Executive Digest com Lusa
Fevereiro 6, 2026
12:26

A Entidade Reguladora dos Serviços Energéticos (ERSE) quer pagamento fracionado das faturas de luz e gás aos clientes afetados pelo mau tempo e impedir os comercializadores de cortar fornecimento e de cobrar a potência contratada.

Estas são algumas das medidas extraordinárias adicionais que o regulador da energia colocou a “consulta urgente dos comercializadores, operadores de rede e associações representativas dos clientes” e que irá aprovar “em regulamentação específica, num curto prazo, após a ponderação dos comentários recebidos”, segundo um comunicado divulgado no seu ‘site’.

Estas determinações seguem-se a um primeiro pacote de medidas aprovado pela ERSE na passada quarta-feira, tendo como objetivo a “proteção dos clientes e consumidores de energia nos concelhos afetados” pelo mau tempo.

Assim, e “paralelamente aos trabalhos de reposição do serviço que estão a ser efetuados pelos operadores de rede”, o regulador quer estabelecer regras extraordinárias impedindo a interrupção dos fornecimentos de eletricidade e gás e a faturação da potência contratada aos clientes afetados.

Determina ainda que sejam instituídos planos de pagamento fracionados e criadas “regras especiais relativas às variáveis de faturação ajustadas à situação, em termos mais favoráveis para os consumidores afetados”.

A outra medida extraordinária prevista pela ERSE é a “desoneração das obrigações dos comercializadores” junto dos operadores de redes e do Gestor Integrado de Garantias.

Na quarta-feira, o regulador tinha já proibido os comercializadores de cortarem a luz por falta de pagamento aos clientes dos concelhos abrangidos pelo estado de calamidade, dispensando-os também dos encargos de potência contratada devidos pelo uso de redes, “uma vez que este encargo paga a disponibilidade da rede, a qual foi afetada”.

O regulador da energia determinou então que “o operador de rede de distribuição fica impedido de efetuar interrupções de fornecimento ou reduções de potência contratada por facto imputável ao cliente, como a falta ou a impossibilidade de pagamento, aos clientes em baixa tensão”.

Adicionalmente, estabeleceu que a estimativa do consumo de energia para o período de tempo em que os clientes tiveram o fornecimento de eletricidade interrompido devido à tempestade Kristin é nula, conforme previsto no Guia de Medição, Leitura e Disponibilização de Dados do Setor Elétrico.

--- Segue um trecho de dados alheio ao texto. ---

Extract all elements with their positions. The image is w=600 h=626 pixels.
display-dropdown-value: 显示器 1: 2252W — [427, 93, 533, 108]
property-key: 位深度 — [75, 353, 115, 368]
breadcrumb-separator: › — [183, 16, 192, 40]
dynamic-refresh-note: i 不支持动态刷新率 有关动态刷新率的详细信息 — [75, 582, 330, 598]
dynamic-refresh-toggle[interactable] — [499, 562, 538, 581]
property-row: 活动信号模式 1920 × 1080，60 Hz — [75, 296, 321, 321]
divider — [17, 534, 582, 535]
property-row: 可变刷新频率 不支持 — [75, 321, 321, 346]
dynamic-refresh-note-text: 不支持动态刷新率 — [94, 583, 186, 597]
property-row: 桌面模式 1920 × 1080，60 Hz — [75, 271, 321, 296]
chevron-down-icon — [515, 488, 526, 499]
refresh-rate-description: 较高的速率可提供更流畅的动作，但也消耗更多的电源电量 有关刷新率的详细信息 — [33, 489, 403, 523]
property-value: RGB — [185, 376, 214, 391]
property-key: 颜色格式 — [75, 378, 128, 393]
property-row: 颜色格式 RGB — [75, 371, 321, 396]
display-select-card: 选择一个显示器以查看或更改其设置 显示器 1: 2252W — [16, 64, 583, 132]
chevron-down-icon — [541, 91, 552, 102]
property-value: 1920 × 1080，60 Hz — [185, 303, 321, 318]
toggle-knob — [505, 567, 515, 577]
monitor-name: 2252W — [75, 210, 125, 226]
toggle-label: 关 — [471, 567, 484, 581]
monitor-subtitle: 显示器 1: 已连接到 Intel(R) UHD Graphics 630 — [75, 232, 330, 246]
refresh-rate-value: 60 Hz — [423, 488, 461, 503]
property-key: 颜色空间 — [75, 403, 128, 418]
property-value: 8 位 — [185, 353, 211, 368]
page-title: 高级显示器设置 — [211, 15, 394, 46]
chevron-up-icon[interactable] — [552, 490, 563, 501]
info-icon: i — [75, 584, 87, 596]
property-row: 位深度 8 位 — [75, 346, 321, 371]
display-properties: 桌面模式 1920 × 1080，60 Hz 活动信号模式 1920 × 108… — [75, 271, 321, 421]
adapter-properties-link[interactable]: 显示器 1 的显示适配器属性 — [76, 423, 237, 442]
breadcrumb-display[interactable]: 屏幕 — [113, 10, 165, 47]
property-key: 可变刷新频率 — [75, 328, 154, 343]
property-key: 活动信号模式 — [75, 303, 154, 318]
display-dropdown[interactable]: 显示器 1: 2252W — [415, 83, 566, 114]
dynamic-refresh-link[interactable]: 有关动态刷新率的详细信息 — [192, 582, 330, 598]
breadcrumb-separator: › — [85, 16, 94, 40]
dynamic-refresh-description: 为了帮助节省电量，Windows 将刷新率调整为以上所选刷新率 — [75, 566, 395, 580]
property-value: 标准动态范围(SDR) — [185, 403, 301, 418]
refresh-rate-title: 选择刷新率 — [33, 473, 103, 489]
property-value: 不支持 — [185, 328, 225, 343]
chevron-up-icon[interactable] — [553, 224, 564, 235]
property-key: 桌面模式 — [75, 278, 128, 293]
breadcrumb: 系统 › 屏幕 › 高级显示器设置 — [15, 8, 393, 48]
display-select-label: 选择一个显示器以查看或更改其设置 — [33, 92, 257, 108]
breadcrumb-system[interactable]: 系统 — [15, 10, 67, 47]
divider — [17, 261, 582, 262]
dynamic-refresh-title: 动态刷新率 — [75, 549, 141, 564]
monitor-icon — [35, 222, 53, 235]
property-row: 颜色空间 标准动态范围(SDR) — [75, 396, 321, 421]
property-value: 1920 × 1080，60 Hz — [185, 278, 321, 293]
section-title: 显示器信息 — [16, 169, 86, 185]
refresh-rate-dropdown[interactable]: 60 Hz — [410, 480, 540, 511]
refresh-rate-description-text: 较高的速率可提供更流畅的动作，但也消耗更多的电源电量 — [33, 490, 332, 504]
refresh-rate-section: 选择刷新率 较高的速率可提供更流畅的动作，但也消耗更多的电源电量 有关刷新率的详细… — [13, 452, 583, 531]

Treze pessoas morreram em Portugal desde a semana passada na sequência da passagem das depressões Kristin e Leonardo, que provocaram também muitas centenas de feridos e desalojados.

A destruição total ou parcial de casas, empresas e equipamentos, a queda de árvores e de estruturas, o fecho de estradas, escolas e serviços de transporte, e o corte de energia, água e comunicações são as principais consequências materiais do temporal.

As regiões Centro, Lisboa e Vale do Tejo e Alentejo são as mais afetadas.

O Governo prolongou a situação de calamidade até dia 15 para 68 concelhos, que irão beneficiar de medidas de apoio até 2,5 mil milhões de euros.

A situação de calamidade em Portugal continental foi inicialmente decretada entre 28 de janeiro e 01 de fevereiro para cerca de 60 municípios, tendo depois sido estendida até ao dia 08 para 68 concelhos, voltando a ser prolongada até 15 de fevereiro.